Frequently Asked Questions

How does Vegeta compare to wrk or ab?+

wrk and ab maximize throughput by opening as many connections as possible. Vegeta maintains a precise constant rate. Use wrk to find the breaking point; use Vegeta to measure behavior at a specific load level.

Can Vegeta send POST requests with body data?+

Yes. Specify the HTTP method, headers, and body in the targets file. Use @filename to reference a body file. Vegeta supports all HTTP methods including POST, PUT, PATCH, and DELETE.

Does Vegeta support distributed load testing?+

Not natively. Vegeta runs on a single machine. For distributed testing, run Vegeta on multiple machines and merge results. The binary format allows combining results from multiple sources.

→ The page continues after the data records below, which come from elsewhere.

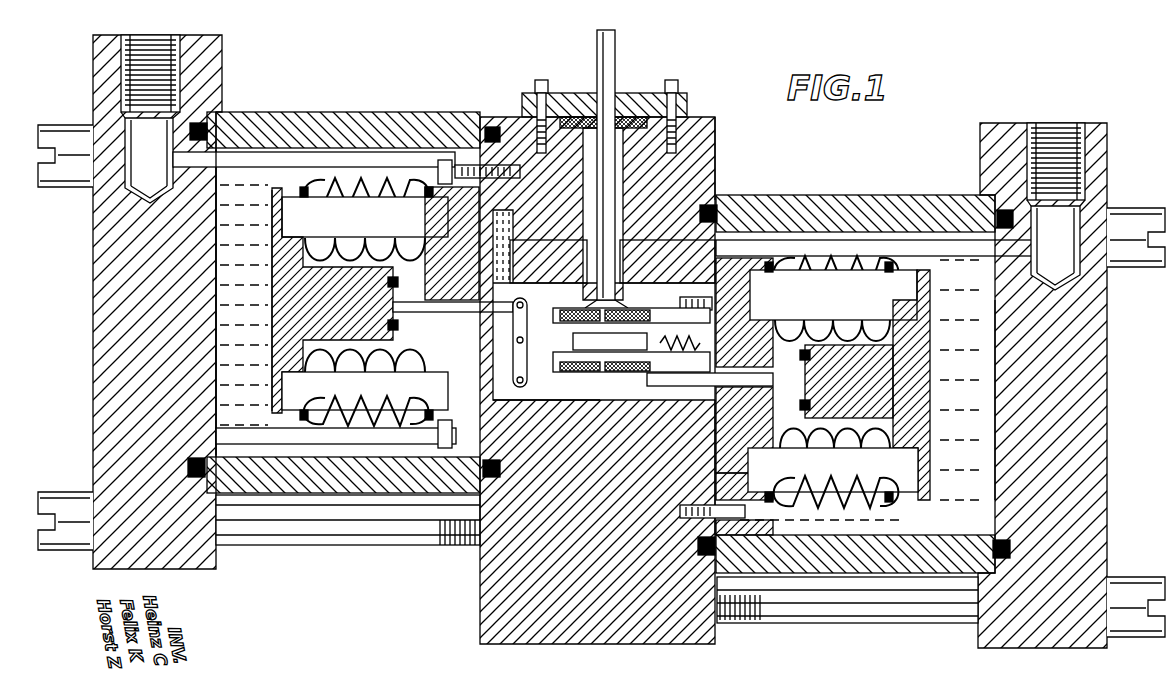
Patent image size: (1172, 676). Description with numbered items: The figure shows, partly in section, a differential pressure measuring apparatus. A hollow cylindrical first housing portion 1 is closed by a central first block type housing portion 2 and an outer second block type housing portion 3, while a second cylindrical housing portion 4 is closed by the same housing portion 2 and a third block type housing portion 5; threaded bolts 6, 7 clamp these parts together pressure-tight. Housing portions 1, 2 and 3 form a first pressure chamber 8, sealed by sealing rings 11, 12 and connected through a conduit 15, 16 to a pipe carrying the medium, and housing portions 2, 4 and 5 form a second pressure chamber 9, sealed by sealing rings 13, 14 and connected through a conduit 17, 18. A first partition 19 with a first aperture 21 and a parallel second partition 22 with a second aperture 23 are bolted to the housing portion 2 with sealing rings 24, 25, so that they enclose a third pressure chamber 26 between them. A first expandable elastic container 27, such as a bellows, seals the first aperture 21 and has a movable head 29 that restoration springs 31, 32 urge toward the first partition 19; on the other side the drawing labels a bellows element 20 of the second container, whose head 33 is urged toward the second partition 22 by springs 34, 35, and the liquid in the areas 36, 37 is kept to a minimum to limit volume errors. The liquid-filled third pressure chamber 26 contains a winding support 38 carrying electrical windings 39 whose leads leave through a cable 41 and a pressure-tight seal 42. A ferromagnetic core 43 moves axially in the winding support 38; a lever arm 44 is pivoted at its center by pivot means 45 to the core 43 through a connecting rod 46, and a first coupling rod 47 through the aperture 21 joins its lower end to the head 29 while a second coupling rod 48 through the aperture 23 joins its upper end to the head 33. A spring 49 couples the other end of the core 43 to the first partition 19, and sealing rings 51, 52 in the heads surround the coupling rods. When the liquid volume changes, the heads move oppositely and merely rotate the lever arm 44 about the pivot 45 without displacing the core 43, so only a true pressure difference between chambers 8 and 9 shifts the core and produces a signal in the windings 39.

The first housing portion 1 is at (942, 196).
The first block type housing portion 2 is at (605, 632).
The second block type housing portion 3 is at (1098, 400).
The second substantially hollow cylindrical housing portion 4 is at (293, 114).
The third block type housing portion 5 is at (100, 290).
The bolt 6 is at (80, 128).
The bolt 7 is at (1133, 212).
The first pressure chamber 8 is at (972, 450).
The second pressure chamber 9 is at (207, 352).
The sealing ring 11 is at (1011, 549).
The sealing ring 12 is at (692, 228).
The sealing ring 13 is at (500, 472).
The sealing ring 14 is at (196, 456).
The conduit 15 is at (1052, 135).
The conduit 16 is at (1028, 250).
The conduit 17 is at (158, 45).
The conduit 18 is at (175, 162).
The first partition 19 is at (738, 240).
The bellows 20 is at (360, 245).
The first aperture 21 is at (730, 392).
The second partition 22 is at (460, 163).
The second aperture 23 is at (445, 290).
The sealing ring 24 is at (447, 385).
The sealing ring 25 is at (745, 480).
The third pressure chamber 26 is at (652, 402).
The first expandable elastic container 27 is at (826, 328).
The head 29 is at (925, 402).
The restoration spring 31 is at (848, 512).
The restoration spring 32 is at (842, 256).
The head 33 is at (271, 292).
The restoration spring 34 is at (364, 430).
The restoration spring 35 is at (376, 175).
The area 36 is at (858, 340).
The area 37 is at (325, 340).
The winding support 38 is at (682, 297).
The electrical windings 39 is at (614, 372).
The cable 41 is at (617, 64).
The pressure-tight seal 42 is at (575, 130).
The core 43 is at (580, 372).
The lever arm 44 is at (545, 300).
The pivot means 45 is at (512, 340).
The connecting rod 46 is at (534, 342).
The first coupling rod 47 is at (560, 396).
The second coupling rod 48 is at (513, 252).
The spring 49 is at (704, 346).
The sealing ring 51 is at (812, 402).
The sealing ring 52 is at (387, 324).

What output formats does Vegeta support?+

Vegeta produces text reports (default), JSON reports, HDR histogram data, and HTML latency plots. The pipeline model lets you choose the output format by piping to 'vegeta report' with different flags.

Can I use Vegeta in CI/CD pipelines?+

Yes. Vegeta's CLI interface and exit codes make it suitable for CI/CD. Set a latency threshold and fail the pipeline if p99 exceeds it. The JSON output can be parsed by CI scripts for automated assertions.